New Financing Task Team Established for Community Health Workers

by Ray Chambers

Despite the recognized potential of Community Health Workers and case management approaches that extend beyond established health facilities, many programs remain under-funded by donors and countries. A new task force seeks to address this challenge.

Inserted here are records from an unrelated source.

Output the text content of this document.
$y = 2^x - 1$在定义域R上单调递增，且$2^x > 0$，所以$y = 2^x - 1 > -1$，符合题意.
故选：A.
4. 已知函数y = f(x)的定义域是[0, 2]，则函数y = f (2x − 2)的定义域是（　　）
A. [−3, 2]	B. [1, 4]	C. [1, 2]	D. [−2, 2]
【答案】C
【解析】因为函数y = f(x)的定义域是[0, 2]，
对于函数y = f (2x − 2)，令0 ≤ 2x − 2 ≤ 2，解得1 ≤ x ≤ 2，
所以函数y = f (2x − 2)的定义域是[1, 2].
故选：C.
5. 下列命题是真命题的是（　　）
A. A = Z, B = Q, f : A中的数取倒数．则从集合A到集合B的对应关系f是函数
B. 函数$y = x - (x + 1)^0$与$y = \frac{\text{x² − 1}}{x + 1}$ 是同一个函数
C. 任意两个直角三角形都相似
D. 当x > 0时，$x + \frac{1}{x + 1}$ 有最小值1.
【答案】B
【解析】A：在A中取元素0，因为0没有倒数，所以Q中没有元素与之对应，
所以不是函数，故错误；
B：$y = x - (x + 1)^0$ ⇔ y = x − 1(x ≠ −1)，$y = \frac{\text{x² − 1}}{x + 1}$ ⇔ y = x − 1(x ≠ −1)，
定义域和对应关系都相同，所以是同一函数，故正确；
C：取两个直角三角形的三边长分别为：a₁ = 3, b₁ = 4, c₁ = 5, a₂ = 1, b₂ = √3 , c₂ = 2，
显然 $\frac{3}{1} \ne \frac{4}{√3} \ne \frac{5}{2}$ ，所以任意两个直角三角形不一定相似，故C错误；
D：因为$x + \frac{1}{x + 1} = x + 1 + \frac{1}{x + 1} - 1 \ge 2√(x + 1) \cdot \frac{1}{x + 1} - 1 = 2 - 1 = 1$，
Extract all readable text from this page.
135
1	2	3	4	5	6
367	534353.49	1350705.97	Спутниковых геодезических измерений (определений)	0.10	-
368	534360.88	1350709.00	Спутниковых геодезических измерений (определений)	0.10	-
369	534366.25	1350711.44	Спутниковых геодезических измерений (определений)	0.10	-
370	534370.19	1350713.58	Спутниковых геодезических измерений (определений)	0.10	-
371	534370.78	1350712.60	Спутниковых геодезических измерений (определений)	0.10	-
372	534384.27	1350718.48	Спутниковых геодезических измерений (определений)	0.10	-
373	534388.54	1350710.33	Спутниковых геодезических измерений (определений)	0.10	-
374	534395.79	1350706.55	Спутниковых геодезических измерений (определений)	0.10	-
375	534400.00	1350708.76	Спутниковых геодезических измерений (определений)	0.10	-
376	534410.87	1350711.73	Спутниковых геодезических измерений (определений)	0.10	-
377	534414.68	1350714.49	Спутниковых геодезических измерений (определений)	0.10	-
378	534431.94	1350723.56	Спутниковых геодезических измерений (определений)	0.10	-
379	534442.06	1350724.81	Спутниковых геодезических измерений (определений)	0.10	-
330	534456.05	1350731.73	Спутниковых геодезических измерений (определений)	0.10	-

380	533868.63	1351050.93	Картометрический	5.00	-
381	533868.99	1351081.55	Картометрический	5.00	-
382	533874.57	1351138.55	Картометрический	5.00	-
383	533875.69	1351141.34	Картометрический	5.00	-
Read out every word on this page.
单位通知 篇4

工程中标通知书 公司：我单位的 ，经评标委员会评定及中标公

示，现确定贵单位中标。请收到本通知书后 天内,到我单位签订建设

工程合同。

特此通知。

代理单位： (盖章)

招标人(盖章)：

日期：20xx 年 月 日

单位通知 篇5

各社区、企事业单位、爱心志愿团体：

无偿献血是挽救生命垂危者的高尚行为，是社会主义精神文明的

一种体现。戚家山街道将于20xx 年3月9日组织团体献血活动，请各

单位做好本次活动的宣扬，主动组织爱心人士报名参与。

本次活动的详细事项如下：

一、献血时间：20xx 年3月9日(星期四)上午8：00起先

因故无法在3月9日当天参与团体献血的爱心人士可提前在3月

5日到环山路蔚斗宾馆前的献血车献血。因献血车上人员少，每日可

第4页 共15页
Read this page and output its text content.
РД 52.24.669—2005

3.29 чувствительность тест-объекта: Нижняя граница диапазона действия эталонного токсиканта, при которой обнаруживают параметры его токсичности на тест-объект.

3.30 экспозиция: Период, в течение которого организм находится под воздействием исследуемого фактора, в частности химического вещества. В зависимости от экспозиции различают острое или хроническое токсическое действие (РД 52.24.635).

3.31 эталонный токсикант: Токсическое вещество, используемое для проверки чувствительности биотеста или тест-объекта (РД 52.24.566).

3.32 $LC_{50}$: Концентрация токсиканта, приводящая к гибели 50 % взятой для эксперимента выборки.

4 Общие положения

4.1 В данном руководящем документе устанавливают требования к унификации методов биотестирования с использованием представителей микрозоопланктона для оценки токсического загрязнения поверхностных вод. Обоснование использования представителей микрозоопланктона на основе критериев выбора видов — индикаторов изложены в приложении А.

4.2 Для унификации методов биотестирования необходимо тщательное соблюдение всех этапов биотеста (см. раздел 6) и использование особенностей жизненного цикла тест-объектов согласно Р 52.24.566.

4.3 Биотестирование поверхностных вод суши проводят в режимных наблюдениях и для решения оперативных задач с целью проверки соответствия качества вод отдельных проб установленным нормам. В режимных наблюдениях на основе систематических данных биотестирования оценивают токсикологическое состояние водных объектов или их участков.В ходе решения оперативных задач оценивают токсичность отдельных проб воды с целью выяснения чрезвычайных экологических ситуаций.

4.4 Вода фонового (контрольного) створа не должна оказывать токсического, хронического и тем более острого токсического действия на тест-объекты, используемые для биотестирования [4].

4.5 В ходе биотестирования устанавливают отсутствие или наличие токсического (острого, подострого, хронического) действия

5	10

Pneumonia, diarrhea, and malaria account for more than one-third of all child deaths, but access to effective treatment remains low – especially for the most vulnerable groups of newborns, children, and pregnant mothers. Integrated Community Case Management of childhood illness (iCCM) enables Community Health Workers to treat these vulnerable groups as a compliment to services at the health facility.  Yet despite the potential impact of this intervention, iCCM and Community Health Worker programs remain under-funded by most donors and countries. In order to tackle the funding opportunity and mobilize resources, UNICEF – along with USAID, the One Million Community Health Worker Campaign, Save the Children, the American Red Cross, MCHIP, the Clinton Health Access Initiative (CHAI), and the Office of the UN Special Envoy for Financing of the Health MDGs – have established a highly-focused ‘Financing Task Team’ for iCCM and Community Health Worker programs.

Community Health Worker in Action

Community Health Worker in Action

The Financing Task Team will work intensively to ensure countries receive Technical Assistance in the coming months to complete iCCM gap analyses and concept notes for the Global Fund’s New Funding Model Process, whose first submissions are in May and June 2014. In doing so, the Financing Task Team will coordinate with Roll Back Malaria’s Harmonization Working Group, the RMNCH Strategy and Coordination Team, the Global Fund, additional donors, implementers, the regional offices of multilaterals, and country ‘shepherds’ for iCCM and child health. The Financing Task Team is closely linked with the Community Case Management Task Force (an interagency task force focused on coordination around iCCM programs, led by WHO, UNICEF, USAID, and Save the Children) as well as the Diarrhea and Pneumonia Working Group, which is co-led by CHAI and UNICEF and is focused on scaling up coverage of pneumonia and diarrhea commodities. The team will provide monthly updates to the CHW PLUS Steering Committee, a group of top leaders from more than ten donor agencies, multilaterals, and non-profit organizations.  The CHW PLUS Steering Committee is focused on enhancing financing for CHW programs, removing bottlenecks to scale up at a country level, and marshaling evidence to support higher levels of impact.